Emotionale Laptops – so weit ist die Technik zumindest noch nicht.

Künstliche Intelligenz ist längst im Alltag angekommen und beeinflusst zunehmend den Arbeitsmarkt. Einen entscheidenden Vorteil behält aber der Mensch.

„Emotionale Intelligenz wird unterschätzt“, meint Neurobiologe und Buchautor Dr. Marcus Täuber. Er ist sich sicher: „Ein hoher IQ allein reicht nicht aus, um erfolgreich durchs Leben zu gehen.“

Die emotionale Intelligenz sei sogar der Schlüssel, um gegen die KI zu bestehen. „Denn ein emotional intelligenter Mensch hat die Fähigkeit, alltägliche und zwischenmenschliche Situationen sehr schnell einzuschätzen und darauf entsprechend zu reagieren.“

Aber was ist die emotionale Intelligenz eigentlich genau? Der Begriff wurde 1990 von den US-amerikanischen Psychologen John D. Mayer und Peter Salovey eingeführt. Er beschreibt die Fähigkeit, eigene und fremde Gefühle wahrzunehmen, zu verstehen und zu beeinflussen.

Wärme und Kompetenz – ein Computer kann das schwer verbinden

„Die emotionale Intelligenz beschreibt das Management von Gefühlen“, sagt Täuber. „Untersuchungen zeigen, dass wir viel stärker emotional entscheiden, als wir glauben.“

Als Beispiel nennt der Hirnforscher eine Verkaufssituation: Maßgeblich für den Erfolg seien nicht die Argumente, sondern die Kombination von Wärme und Kompetenz. Diese Verbindung schaffe Vertrauen.

„Hier hat die KI ihre Grenzen“, ist sich Täuber sicher. „Berufe, in denen es um Beratung und Coaching geht, können nicht vollständig von der KI übernommen werden.“ Das treffe auch in der Medizin zu. „Die Diagnose ist das eine, aber die Therapie empathisch zu erklären – dazu benötigt man emotionale Intelligenz.“

Täuber ist überzeugt, dass die Menschen in Zukunft stärker das Bedürfnis haben werden, bei Beratungen und medizinischen Gesprächen einem „echten“ Menschen gegenüberzusitzen: Das erhöhe die Glaubwürdigkeit, sei wertschätzend und vertrauensbildend. „Wer also seine emotionale Intelligenz trainiert, entwickelt den wichtigsten Wettbewerbsvorteil für die Arbeitswelt von morgen.“

Wie trainiert man die emotionale Intelligenz?

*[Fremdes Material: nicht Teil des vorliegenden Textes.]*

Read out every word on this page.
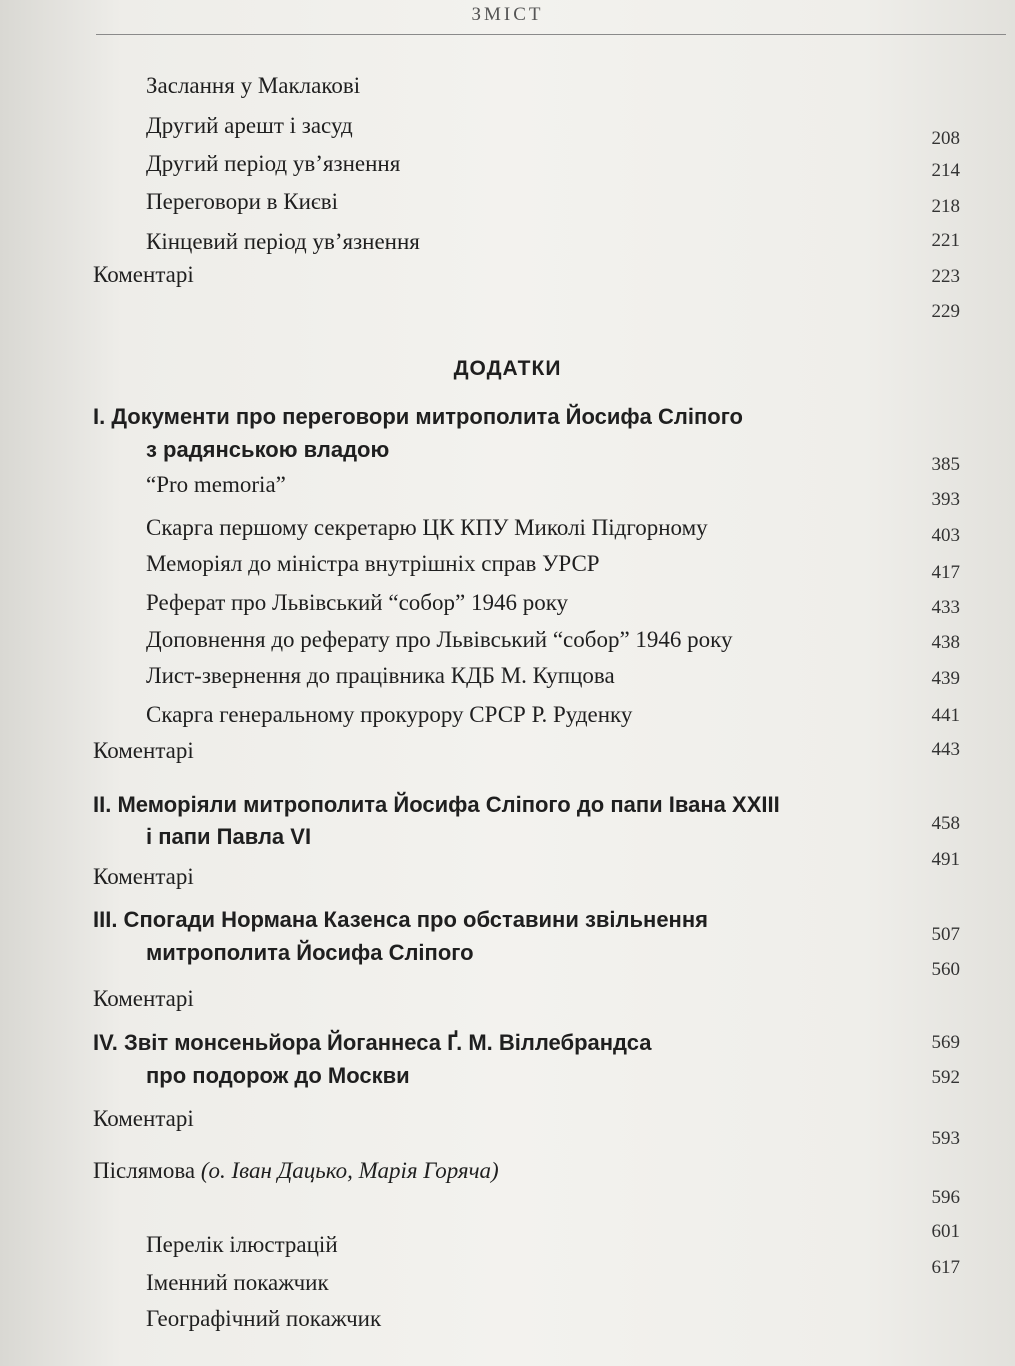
ЗМІСТ
Заслання у Маклакові
Другий арешт і засуд
Другий період ув’язнення
Переговори в Києві
Кінцевий період ув’язнення
Коментарі
208
214
218
221
223
229
ДОДАТКИ
І. Документи про переговори митрополита Йосифа Сліпого
з радянською владою
“Pro memoria”
Скарга першому секретарю ЦК КПУ Миколі Підгорному
Меморіял до міністра внутрішніх справ УРСР
Реферат про Львівський “собор” 1946 року
Доповнення до реферату про Львівський “собор” 1946 року
Лист-звернення до працівника КДБ М. Купцова
Скарга генеральному прокурору СРСР Р. Руденку
Коментарі
385
393
403
417
433
438
439
441
443
ІІ. Меморіяли митрополита Йосифа Сліпого до папи Івана ХХІІІ
і папи Павла VI
Коментарі
458
491
ІІІ. Спогади Нормана Казенса про обставини звільнення
митрополита Йосифа Сліпого
Коментарі
507
560
IV. Звіт монсеньйора Йоганнеса Ґ. М. Віллебрандса
про подорож до Москви
Коментарі
569
592
593
Післямова (о. Іван Дацько, Марія Горяча)
596
Перелік ілюстрацій
Іменний покажчик
Географічний покажчик
601
617
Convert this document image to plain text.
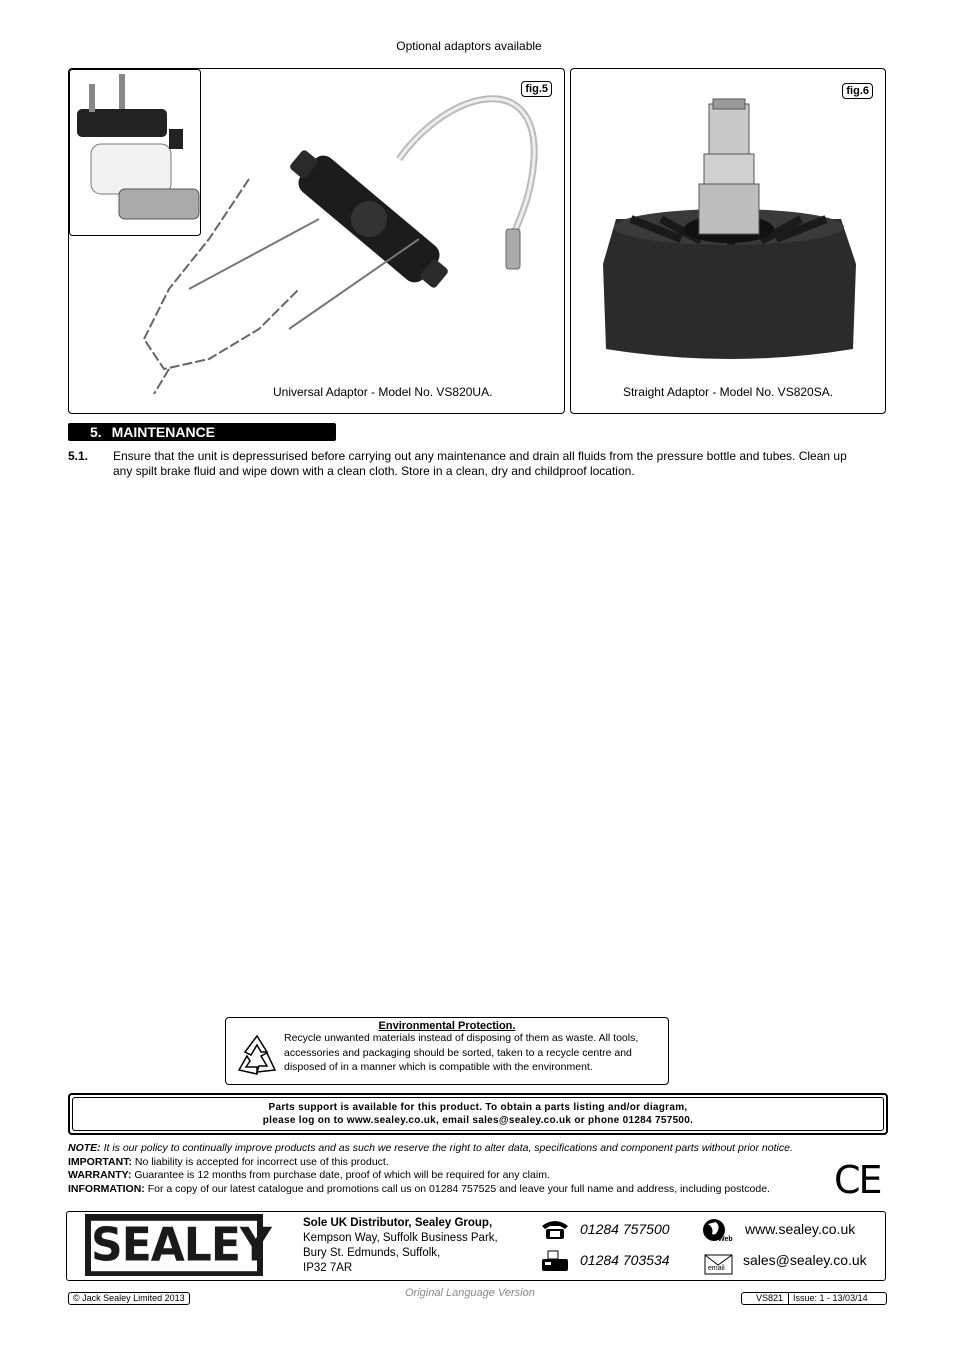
Optional adaptors available
fig.5
Universal Adaptor - Model No. VS820UA.
fig.6
Straight Adaptor - Model No. VS820SA.
5. MAINTENANCE
5.1. Ensure that the unit is depressurised before carrying out any maintenance and drain all fluids from the pressure bottle and tubes. Clean up any spilt brake fluid and wipe down with a clean cloth. Store in a clean, dry and childproof location.
Environmental Protection.
Recycle unwanted materials instead of disposing of them as waste. All tools, accessories and packaging should be sorted, taken to a recycle centre and disposed of in a manner which is compatible with the environment.
Parts support is available for this product. To obtain a parts listing and/or diagram,
please log on to www.sealey.co.uk, email sales@sealey.co.uk or phone 01284 757500.
NOTE: It is our policy to continually improve products and as such we reserve the right to alter data, specifications and component parts without prior notice.
IMPORTANT: No liability is accepted for incorrect use of this product.
WARRANTY: Guarantee is 12 months from purchase date, proof of which will be required for any claim.
INFORMATION: For a copy of our latest catalogue and promotions call us on 01284 757525 and leave your full name and address, including postcode.	CE
SEALEY	Sole UK Distributor, Sealey Group,
Kempson Way, Suffolk Business Park,
Bury St. Edmunds, Suffolk,
IP32 7AR
01284 757500
01284 703534
Web
www.sealey.co.uk
email
sales@sealey.co.uk
© Jack Sealey Limited 2013	Original Language Version	VS821	Issue: 1 - 13/03/14
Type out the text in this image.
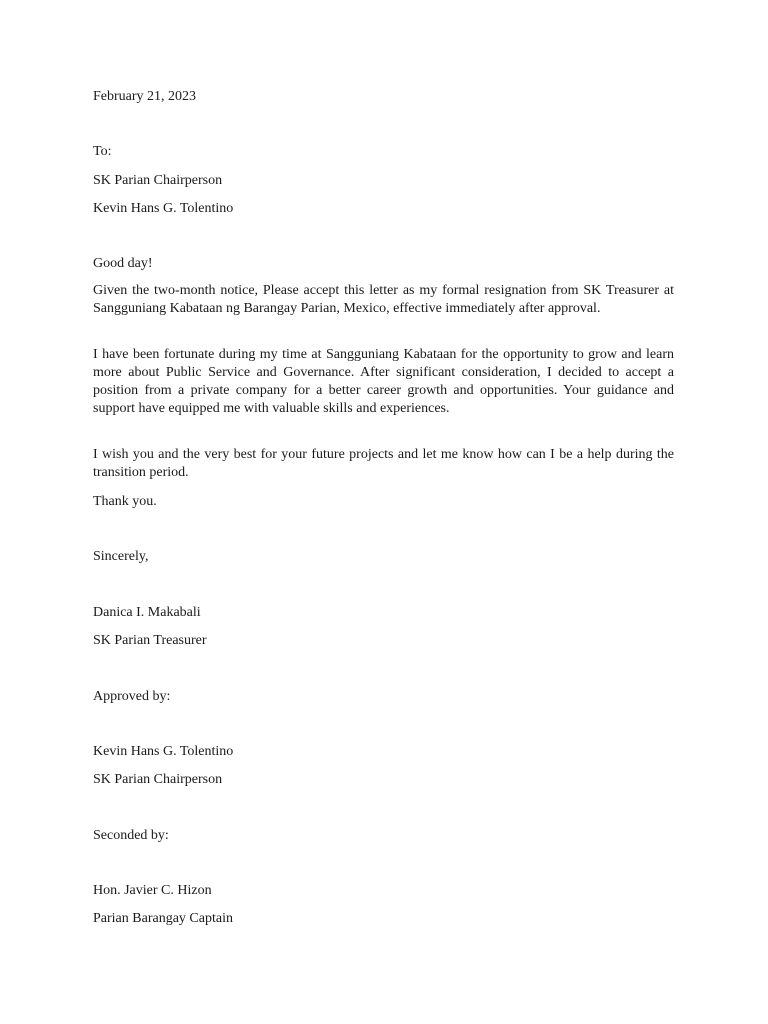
February 21, 2023
To:
SK Parian Chairperson
Kevin Hans G. Tolentino
Good day!
Given the two-month notice, Please accept this letter as my formal resignation from SK Treasurer at Sangguniang Kabataan ng Barangay Parian, Mexico, effective immediately after approval.
I have been fortunate during my time at Sangguniang Kabataan for the opportunity to grow and learn more about Public Service and Governance. After significant consideration, I decided to accept a position from a private company for a better career growth and opportunities. Your guidance and support have equipped me with valuable skills and experiences.
I wish you and the very best for your future projects and let me know how can I be a help during the transition period.
Thank you.
Sincerely,
Danica I. Makabali
SK Parian Treasurer
Approved by:
Kevin Hans G. Tolentino
SK Parian Chairperson
Seconded by:
Hon. Javier C. Hizon
Parian Barangay Captain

Doch wie lässt sich die emotionale Intelligenz überhaupt beeinflussen? „Das gelingt vor allem mit einem Aufmerksamkeitstraining, bei dem man lernen muss, den Fokus auf Körperempfindungen zu lenken, die mit Gefühlen einhergehen“, sagt der Wiener Wissenschaftler. Das Bewusstseinstraining sei allerdings mit etwas Übung verbunden. Laut Täuber gibt es zehn wichtige gute Gefühle, darunter Freude, Interesse und Staunen: „Wer die kennt und gezielt in den Alltag einbaut, erhöht die emotionale Wirkung auf andere enorm.“

Wer seine emotionale Intelligenz trainiert, entwickelt den wichtigsten Wettbewerbsvorteil für die Arbeitswelt von morgen.
Marcus Täuber, Neurobiologe und Buchautor

Auch die Einstellung sei wichtig: „Man muss es wollen. Neue Denkgewohnheiten entstehen nicht von allein. Dazu gehört auch, dass man sich selbstkritisch hinterfragt und korrigiert. Das ist nicht immer nur angenehm.“

Mentale Gesundheit als Trumpf

Love-Kindness-Meditation, aber auch Dankbarkeitstagebücher könnten helfen, die Aufmerksamkeit auf das Positive zu lenken. „Andere nutzen die Hilfe eines Coaches, der sich professionell mit der Persönlichkeit beschäftigt“, so Täuber.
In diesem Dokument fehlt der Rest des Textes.